Le président de la Confédération générale autonome des travailleurs algériens (Cgata), Rachid Malaoui, a estimé hier que «les 4B (Bensalah, Belaïz, Bedoui, Bouchareb, ndlr) démissionneront tôt ou tard» car, a-t-il expliqué, «personne ne résistera au peuple».
De plus, «rien ne peut se faire sans la volonté du peuple», a-t-il affirmé lors d’une conférence-débat organisée par notre confrère Le Courrier d’Algérie, sous le thème «Transition en
Algérie : par qui et par quels mécanisme ? ». Pour le cas précis de Abdelkader Bensalah, président de l’Etat par intérim, M. Malaoui dira que ce dernier «s’est trahi» lorsqu’il a déclaré, le jour de son installation, qu’il allait démissionner le 8 juillet. «Cela veut dire qu’il est d’ores et déjà certain qu’il n’y aura pas de second tour aux élections», relève le président de la Cgata, rappelant néanmoins que cette élection «n’aura pas lieu tel qu’elle est programmée par le pouvoir en place ».
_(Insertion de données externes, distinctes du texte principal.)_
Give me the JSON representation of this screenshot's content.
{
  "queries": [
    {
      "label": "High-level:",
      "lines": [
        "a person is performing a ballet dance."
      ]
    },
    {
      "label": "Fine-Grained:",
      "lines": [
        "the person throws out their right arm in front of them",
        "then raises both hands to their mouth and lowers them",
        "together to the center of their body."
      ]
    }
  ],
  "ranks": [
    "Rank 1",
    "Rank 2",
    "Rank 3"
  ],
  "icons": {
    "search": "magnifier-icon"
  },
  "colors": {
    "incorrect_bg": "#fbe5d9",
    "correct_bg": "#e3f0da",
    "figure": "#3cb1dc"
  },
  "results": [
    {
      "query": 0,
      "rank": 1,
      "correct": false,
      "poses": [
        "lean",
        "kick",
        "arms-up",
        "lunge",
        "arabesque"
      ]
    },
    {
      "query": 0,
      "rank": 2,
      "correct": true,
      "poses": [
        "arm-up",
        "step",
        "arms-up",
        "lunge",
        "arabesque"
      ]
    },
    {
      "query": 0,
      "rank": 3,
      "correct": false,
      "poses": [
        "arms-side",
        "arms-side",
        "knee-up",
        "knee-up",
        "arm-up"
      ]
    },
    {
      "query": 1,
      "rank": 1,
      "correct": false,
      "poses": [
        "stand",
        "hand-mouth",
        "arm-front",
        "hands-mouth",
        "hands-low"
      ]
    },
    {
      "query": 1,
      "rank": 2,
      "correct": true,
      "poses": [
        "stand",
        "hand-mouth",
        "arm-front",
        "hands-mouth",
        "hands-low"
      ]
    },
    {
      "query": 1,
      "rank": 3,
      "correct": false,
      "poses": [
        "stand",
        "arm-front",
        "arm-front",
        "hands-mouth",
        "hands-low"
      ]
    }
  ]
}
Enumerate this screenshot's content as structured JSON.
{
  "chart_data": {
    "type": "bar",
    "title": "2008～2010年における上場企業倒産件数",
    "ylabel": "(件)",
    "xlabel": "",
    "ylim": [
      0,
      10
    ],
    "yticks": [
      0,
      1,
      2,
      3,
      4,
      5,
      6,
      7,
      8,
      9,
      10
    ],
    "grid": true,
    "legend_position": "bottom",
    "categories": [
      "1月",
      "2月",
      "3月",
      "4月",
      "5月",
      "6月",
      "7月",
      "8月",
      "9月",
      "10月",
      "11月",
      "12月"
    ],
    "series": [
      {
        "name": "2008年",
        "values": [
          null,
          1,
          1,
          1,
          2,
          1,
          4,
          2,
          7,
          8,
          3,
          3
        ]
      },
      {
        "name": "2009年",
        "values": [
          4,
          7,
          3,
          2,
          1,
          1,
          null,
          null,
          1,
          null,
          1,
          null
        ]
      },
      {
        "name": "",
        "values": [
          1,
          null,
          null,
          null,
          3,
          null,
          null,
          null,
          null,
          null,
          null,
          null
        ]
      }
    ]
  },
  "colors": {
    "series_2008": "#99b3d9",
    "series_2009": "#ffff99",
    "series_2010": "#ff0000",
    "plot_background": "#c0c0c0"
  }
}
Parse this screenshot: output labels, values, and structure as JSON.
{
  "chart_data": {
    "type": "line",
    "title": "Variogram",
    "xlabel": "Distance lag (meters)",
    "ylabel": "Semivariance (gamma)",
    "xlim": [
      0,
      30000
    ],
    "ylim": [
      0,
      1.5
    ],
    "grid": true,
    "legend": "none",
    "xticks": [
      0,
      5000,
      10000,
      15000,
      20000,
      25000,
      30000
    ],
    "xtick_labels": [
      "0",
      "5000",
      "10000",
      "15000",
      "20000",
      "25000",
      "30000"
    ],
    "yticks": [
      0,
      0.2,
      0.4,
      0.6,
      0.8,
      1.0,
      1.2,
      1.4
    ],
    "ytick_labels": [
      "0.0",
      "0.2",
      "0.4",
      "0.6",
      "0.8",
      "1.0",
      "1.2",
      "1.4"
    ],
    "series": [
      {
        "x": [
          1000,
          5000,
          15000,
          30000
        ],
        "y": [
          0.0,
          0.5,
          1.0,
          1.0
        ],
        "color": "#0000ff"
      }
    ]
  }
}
Le chemin vers un scrutin présidentiel passe par une «période de transition sous l’égide d’une assemblée constituante», a plaidé l’invité du Courrier d’Algérie, estimant que «nous ne pouvons pas aller loin avec une Constitution qui ne garantit pas les droits». S’inscrivant contre l’option d’aller directement vers l’élection, M. Malaoui rappellera qu’il a déjà appelé tous les travailleurs à la boycotter. «On n’est pas pressé d’avoir un président et personne ne votera», poursuit-il. Avant d’interpeller le chef d’état-major de l’ANP qui, considère-t-il, devrait «faire aboutir les revendications du peuple et pousser les personnes visées à démissionner de leurs postes». Dans le cas contraire, «nous allons appeler à une grève générale d’une journée de tous les établissements et entreprises, publics et privés», menacera le président de la Cgata. A propos des appels anonymes à des grèves, le syndicaliste se dit contre cette méthode et qu’il préfère «une grève générale, bien organisée et pilotée».
Interrogé sur le mode de fonctionnement actuel au sein des syndicats,
M. Malaoui soutient que «les travailleurs dans tous les secteurs doivent choisir leurs vrais représentants». Des gens «qui défendent les droits des travailleurs et non pas les droits des patrons», précisera-t-il.